Я ощутил странное подергивание в ногах. Нет, не бежать им хотелось - моим новым ноженькам, - совсем даже наоборот! Точно у кошки, возжаждавшей поиграть с мышью, когти выперло ещё на добрый сантиметр, нестерпимый зуд подталкивал вперед, и краешком сознания я отчего-то понимал, что эта кучка людей мне совершенно не опасна. Уже и не Павел Игнатьевич прятался за пчелиным крошечным домиком, - стоял и выжидал подходящего момента пугающий воображение зверь. Он был уже мною, но я ещё не был им. Такая вот забавная дилемма!

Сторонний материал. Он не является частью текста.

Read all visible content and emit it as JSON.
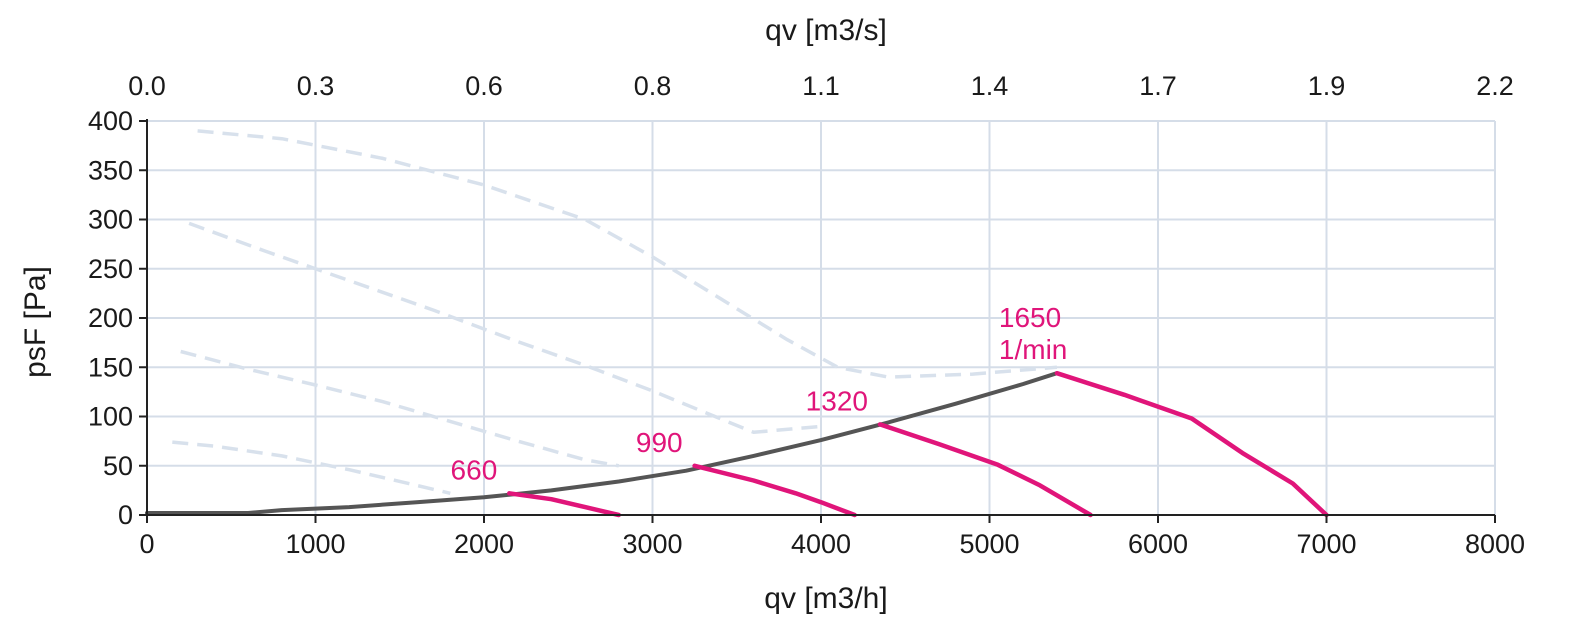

Дождавшись, когда расстояние между прикрывающим меня ульем и выбравшимися из чащобы разбойничками сократилось до десятка шагов, я ринулся им навстречу. И даже не ринулся, - прыгнул. Пожалуй, сам прыжок поразил меня даже больше, чем испуг отразившийся на обратившихся в мою сторону лицах. Я взмыл над землей, верно, на добрую сажень! И приземлился в самой гуще наступающих, когтями зацепив чьи-то плечи, сходу опрокинув на землю одного из бродяжек.
Какими же низкорослыми они все оказались! Плюгавенькие, слабосильные человечки! Я ворочался среди них разбушевавшимся великаном, работая кулаками и локтями, хватая за что только удавалось, раскручивая тела в воздухе, хрупкими стручками ломая о древесные стволы. Трещали кости, и хрипло ругались ватажники. Впопыхах кое-кто пытался ещё натягивать тетиву, но палки и стрелы не причиняли мне никакого вреда, хотя отдельные удары я все же чувствовал. Таких, впрочем, было мало. Стрелы ломались о мою шкуру, палочные оплеухи только добавляли куража. Кто-то огрел меня кистенем, и, лихо перехватив цепь, я рывком выдернул опасную игрушку из чужих пальцев. Теперь дело пошло быстрее. Свинцовый шар со свистом закрутился над лохматыми головенками, выискивая цели. Одного попадания было достаточно, чтобы человек валился замертво. Азарт все более разбирал меня, и, осознав, что сражение проиграно, ватажники стали отступать в сторону леса. А вскоре они уже бежали. Только можно ли было убежать от того всесильного Ящера! Мощными кенгури-ными прыжками я без усилий нагонял их, сбивал на землю и рвал когтями. Они уже не пытались защищаться - удирали, не оглядываясь, во все лопатки. До лесных зарослей живыми добралась едва ли треть. Дальнейшее преследование не имело смысла.